Gradio UI (Blocks) for MNIST → ONNX Runtime demo.

Purpose
-------
Provide an interactive, notebook-native UI where students draw a digit,
inspect the exact 28x28 tensor fed to the model, and run inference using
ONNX Runtime.

How it works
------------
1) Students draw/upload in the left ImageEditor canvas.
2) We preprocess to MNIST style: grayscale → invert (if needed) →
   crop to digit via threshold → resize longest side to 20 px →
   pad to 28x28 → light blur → center-of-mass recenter.
3) The ONNX model sees ONLY the 28x28 tensor; the preview simply upscales it.

Controls
--------
- Preprocess threshold (0-50):
    Sets the pixel cutoff for detecting the digit's bounding box.
    • Increase to ignore faint specks/noise.
    • Decrease if thin/light strokes get clipped.

- Preprocess blur (σ (sigma), 0.0-1.5):
    Small Gaussian blur after resizing helps antialiased mouse strokes.
    • Typical sweet spot: 0.4-0.8.
    • Too high will over-smooth skinny digits.

- Preview size (px):
    Upscales the 28x28 model input for inspection only.
    • Does NOT change the model's input resolution.

UI pieces
---------
- ImageEditor (left): draw with brush/eraser; large canvas for comfort.
- Preview (right): the 28x28 MNIST-style input, upscaled with nearest-neighbor.
- Predict button: runs preprocessing + ONNX inference and displays
  (a) the top prediction + confidence and (b) full class probabilities (0-9).

Tips
----
• Use a thicker brush and center the digit; adjust threshold/blur if predictions look off.
• The preview is your ground truth for what the model actually “sees.”
"""

with gr.Blocks(title="MNIST (ONNX Runtime)") as demo:
    gr.Markdown("### Draw a digit (0-9), then **Predict** — served via **ONNX Runtime**")

    with gr.Row():
        with gr.Column():
            canvas = gr.ImageEditor(
                image_mode="L", type="pil",
                sources=["upload", "clipboard", "webcam"],
                brush=gr.Brush(default_size=36),
                eraser=gr.Eraser(default_size=36),
                canvas_size=(560, 560),
                height=640, width=640, label="Canvas / Upload",
            )
            threshold = gr.Slider(0, 50, value=10, step=1, label="Preprocess threshold")
            blur = gr.Slider(0.0, 1.5, value=0.5, step=0.1, label="Preprocess blur (σ)")
            preview_px = gr.Slider(320, 768, value=560, step=80, label="Preview size (px)")
        processed_preview = gr.Image(label="Model input (28x28, upscaled)")

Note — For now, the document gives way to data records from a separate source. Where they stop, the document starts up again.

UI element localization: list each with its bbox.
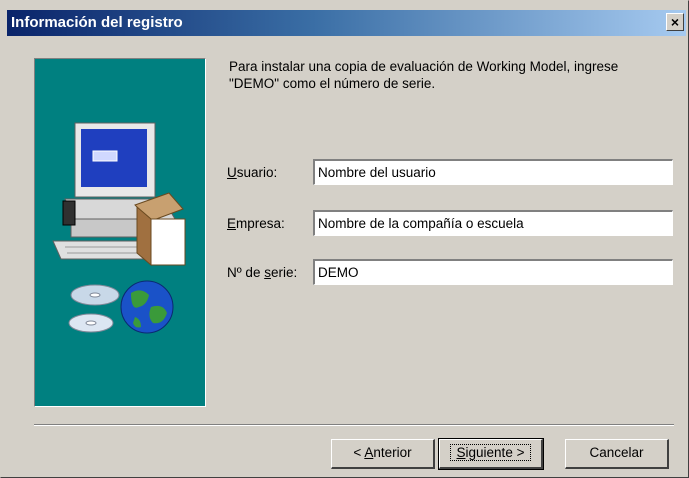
computer-with-cds-and-globe-illustration [52, 122, 186, 334]
user-name-input[interactable] [313, 159, 673, 185]
company-label: Empresa: [227, 216, 285, 231]
instructions-text: Para instalar una copia de evaluación de… [229, 59, 619, 91]
user-label: Usuario: [227, 165, 277, 180]
back-accelerator: A [364, 445, 374, 460]
next-button-focus: Siguiente > [449, 444, 532, 461]
button-separator [34, 424, 674, 426]
registration-dialog: Información del registro × Para instalar… [0, 0, 689, 478]
cancel-button[interactable]: Cancelar [565, 439, 669, 469]
serial-label-rest: erie: [270, 265, 298, 280]
user-label-accelerator: U [227, 165, 237, 180]
next-label-rest: iguiente [465, 445, 513, 460]
cancel-label: Cancelar [589, 445, 644, 460]
company-label-accelerator: E [227, 216, 237, 231]
back-glyph: < [353, 445, 362, 460]
setup-illustration-panel [34, 58, 206, 407]
serial-label-accelerator: s [264, 265, 271, 280]
serial-label: Nº de serie: [227, 265, 297, 280]
next-accelerator: S [456, 445, 466, 460]
user-label-rest: suario: [236, 165, 278, 180]
back-label-rest: nterior [373, 445, 412, 460]
serial-number-input[interactable] [313, 259, 673, 285]
window-title: Información del registro [11, 14, 183, 31]
company-label-rest: mpresa: [236, 216, 285, 231]
back-button[interactable]: < Anterior [331, 439, 435, 469]
next-glyph: > [516, 445, 525, 460]
serial-label-prefix: Nº de [227, 265, 265, 280]
company-name-input[interactable] [313, 210, 673, 236]
close-button[interactable]: × [666, 13, 684, 31]
close-icon: × [670, 14, 680, 30]
next-button[interactable]: Siguiente > [438, 438, 544, 470]
title-bar[interactable]: Información del registro × [7, 10, 686, 36]
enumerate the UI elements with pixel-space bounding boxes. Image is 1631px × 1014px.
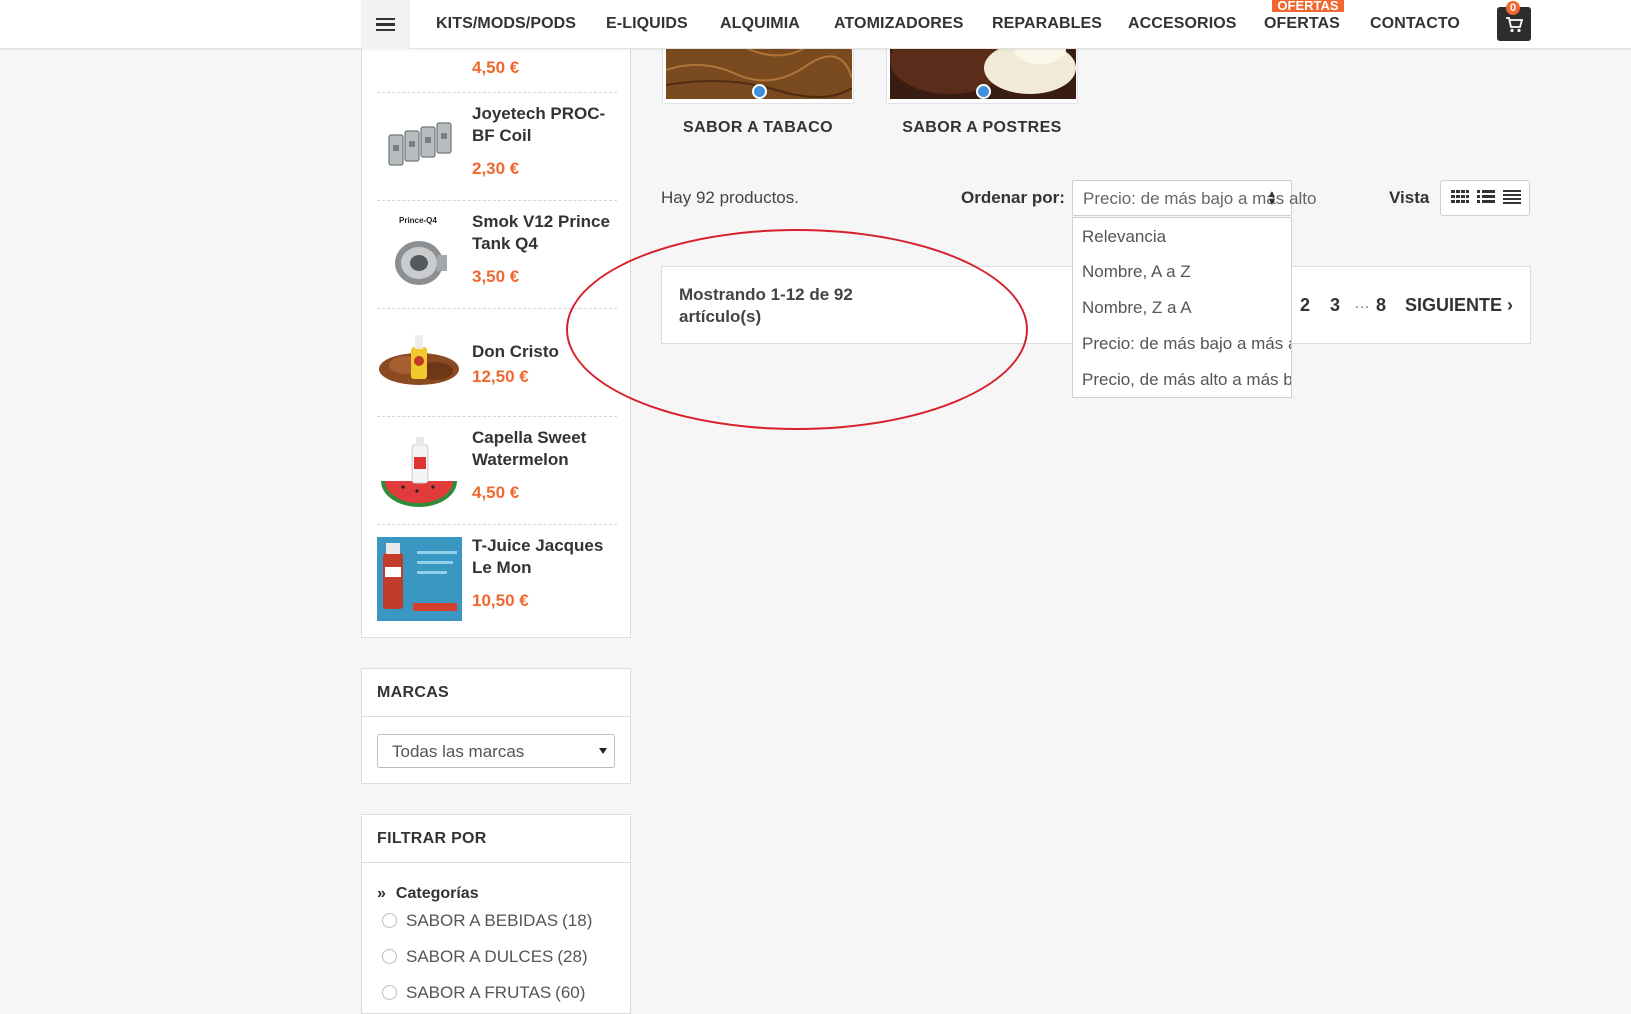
sidebar-product[interactable]: Don Cristo 12,50 €: [377, 308, 617, 416]
sort-option-relevancia[interactable]: Relevancia: [1082, 227, 1166, 247]
top-navbar: KITS/MODS/PODS E-LIQUIDS ALQUIMIA ATOMIZ…: [0, 0, 1631, 49]
facet-categories: » Categorías: [377, 885, 479, 903]
facet-title: Categorías: [395, 885, 479, 902]
category-indicator-icon: [976, 84, 991, 99]
brands-selected-value: Todas las marcas: [392, 742, 525, 761]
radio-button[interactable]: [382, 949, 397, 964]
product-name[interactable]: T-Juice Jacques Le Mon: [472, 535, 617, 579]
product-price: 12,50 €: [472, 367, 529, 386]
sort-selected-value: Precio: de más bajo a más alto: [1083, 189, 1317, 208]
page-link-2[interactable]: 2: [1300, 295, 1310, 316]
sort-option-name-asc[interactable]: Nombre, A a Z: [1082, 262, 1191, 282]
brands-title: MARCAS: [362, 669, 630, 717]
table-view-icon[interactable]: [1503, 190, 1521, 204]
product-name[interactable]: Smok V12 Prince Tank Q4: [472, 211, 617, 255]
nav-accesorios[interactable]: ACCESORIOS: [1128, 15, 1237, 33]
facet-option[interactable]: SABOR A DULCES (28): [382, 947, 588, 967]
facet-option-label: SABOR A BEBIDAS: [406, 911, 559, 930]
next-page-link[interactable]: SIGUIENTE ›: [1405, 295, 1513, 316]
filter-title: FILTRAR POR: [362, 815, 630, 863]
view-toggle-group: [1440, 180, 1530, 216]
product-price: 2,30 €: [472, 159, 520, 178]
category-tabaco-label[interactable]: SABOR A TABACO: [662, 119, 854, 137]
page-link-8[interactable]: 8: [1376, 295, 1386, 316]
facet-option-label: SABOR A DULCES: [406, 947, 554, 966]
facet-option[interactable]: SABOR A FRUTAS (60): [382, 983, 585, 1003]
category-indicator-icon: [752, 84, 767, 99]
sort-label: Ordenar por:: [961, 188, 1065, 207]
sort-option-name-desc[interactable]: Nombre, Z a A: [1082, 298, 1192, 318]
list-view-icon[interactable]: [1477, 190, 1495, 204]
nav-contacto[interactable]: CONTACTO: [1370, 15, 1460, 33]
sidebar-product[interactable]: Prince-Q4 Smok V12 Prince Tank Q4 3,50 €: [377, 200, 617, 308]
nav-alquimia[interactable]: ALQUIMIA: [720, 15, 800, 33]
nav-reparables[interactable]: REPARABLES: [992, 15, 1102, 33]
product-price: 4,50 €: [472, 483, 520, 502]
product-price: 10,50 €: [472, 591, 529, 610]
grid-view-icon[interactable]: [1451, 190, 1469, 204]
caret-down-icon: [599, 748, 607, 754]
sort-option-price-asc[interactable]: Precio: de más bajo a más alto: [1082, 334, 1291, 354]
page-ellipsis: …: [1354, 295, 1370, 312]
hamburger-icon[interactable]: [361, 0, 410, 49]
view-label: Vista: [1389, 188, 1430, 207]
sidebar-product[interactable]: Capella Sweet Watermelon 4,50 €: [377, 416, 617, 524]
product-thumbnail: [379, 335, 459, 385]
product-thumbnail: [377, 537, 462, 621]
cart-icon: [1506, 17, 1523, 33]
product-name[interactable]: Don Cristo: [472, 341, 617, 363]
nav-e-liquids[interactable]: E-LIQUIDS: [606, 15, 688, 33]
sort-dropdown-menu: Relevancia Nombre, A a Z Nombre, Z a A P…: [1072, 217, 1292, 398]
brands-select[interactable]: Todas las marcas: [377, 734, 615, 768]
sort-select[interactable]: Precio: de más bajo a más alto ▲ ▼: [1072, 180, 1316, 216]
sidebar-product[interactable]: Joyetech PROC-BF Coil 2,30 €: [377, 92, 617, 200]
facet-option-count: (28): [557, 947, 588, 966]
nav-atomizadores[interactable]: ATOMIZADORES: [834, 15, 964, 33]
thumbnail-label: Prince-Q4: [399, 216, 437, 225]
facet-option[interactable]: SABOR A BEBIDAS (18): [382, 911, 592, 931]
nav-ofertas[interactable]: OFERTAS: [1264, 15, 1340, 33]
sidebar-product[interactable]: T-Juice Jacques Le Mon 10,50 €: [377, 524, 617, 632]
nav-kits-mods-pods[interactable]: KITS/MODS/PODS: [436, 15, 576, 33]
product-thumbnail: [388, 122, 452, 166]
product-name[interactable]: Joyetech PROC-BF Coil: [472, 103, 617, 147]
sort-arrows-icon: ▲ ▼: [1267, 189, 1277, 208]
product-thumbnail: [381, 437, 457, 507]
double-chevron-right-icon: »: [377, 885, 386, 902]
facet-option-count: (18): [562, 911, 593, 930]
page-link-3[interactable]: 3: [1330, 295, 1340, 316]
product-price: 4,50 €: [472, 58, 520, 77]
showing-range: Mostrando 1-12 de 92 artículo(s): [679, 285, 853, 326]
brands-block: MARCAS Todas las marcas: [361, 668, 631, 784]
product-thumbnail: Prince-Q4: [395, 216, 447, 285]
sidebar-products-block: 4,50 € Joyetech PROC-BF Coil 2,30 € Prin…: [361, 0, 631, 638]
category-postres-label[interactable]: SABOR A POSTRES: [886, 119, 1078, 137]
radio-button[interactable]: [382, 913, 397, 928]
filter-block: FILTRAR POR » Categorías SABOR A BEBIDAS(…: [361, 814, 631, 1014]
sort-option-price-desc[interactable]: Precio, de más alto a más bajo: [1082, 370, 1291, 390]
product-count: Hay 92 productos.: [661, 188, 799, 207]
cart-count-badge: 0: [1506, 1, 1520, 15]
ofertas-badge: OFERTAS: [1272, 0, 1344, 12]
product-price: 3,50 €: [472, 267, 520, 286]
product-name[interactable]: Capella Sweet Watermelon: [472, 427, 617, 471]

    btn = gr.Button("Predict (ONNX)", variant="primary")
    pred_text = gr.Markdown()
    probs_json = gr.JSON(label="Class probabilities")

    btn.click(
        predict,
        inputs=[canvas, threshold, blur, preview_px],
        outputs=[pred_text, probs_json, processed_preview],
    )

demo.launch(share=False, inline=True)



## Optional: Dynamic Quantization
Shrink the ONNX model and sometimes speed up CPU inference. Use this ONNYX model when you are using CPU only, want a small download and snappy startup, or plan to ship the .onnx to a web/backend service.

### What you get
- Smaller file: weights go from float32 (4 bytes) → int8 (1 byte).
    - Our ~421k-param model is ~1.7 MB in fp32; INT8 drops ~4× (≈0.4–0.5 MB).
- Faster CPU inference: ONNX Runtime can use vectorized INT8 kernels (e.g., AVX2/VNNI), which can beat fp32, especially on laptops/servers without powerful GPUs.
- Simpler deployment: smaller artifacts = faster downloads, lighter containers.

### What you give up
- Tiny accuracy dip is possible (usually negligible for MNIST).
- Op coverage: all layers must be supported by ORT’s quantized kernels (your CNN is fine).
- Speedups are hardware-dependent: newer CPUs benefit more.


In [None]:
try:
    from onnxruntime.quantization import quantize_dynamic, QuantType
    INT8_PATH = (MODELS_DIR / "mnist_cnn.int8.onnx").as_posix()
    quantize_dynamic(
        model_input=ONNX_PATH.as_posix(),
        model_output=INT8_PATH,
        per_channel=False,
        reduce_range=False,
        weight_type=QuantType.QInt8,
    )
    print("Quantized model written to:", INT8_PATH)
except Exception as e:
    print("Quantization not available:", e)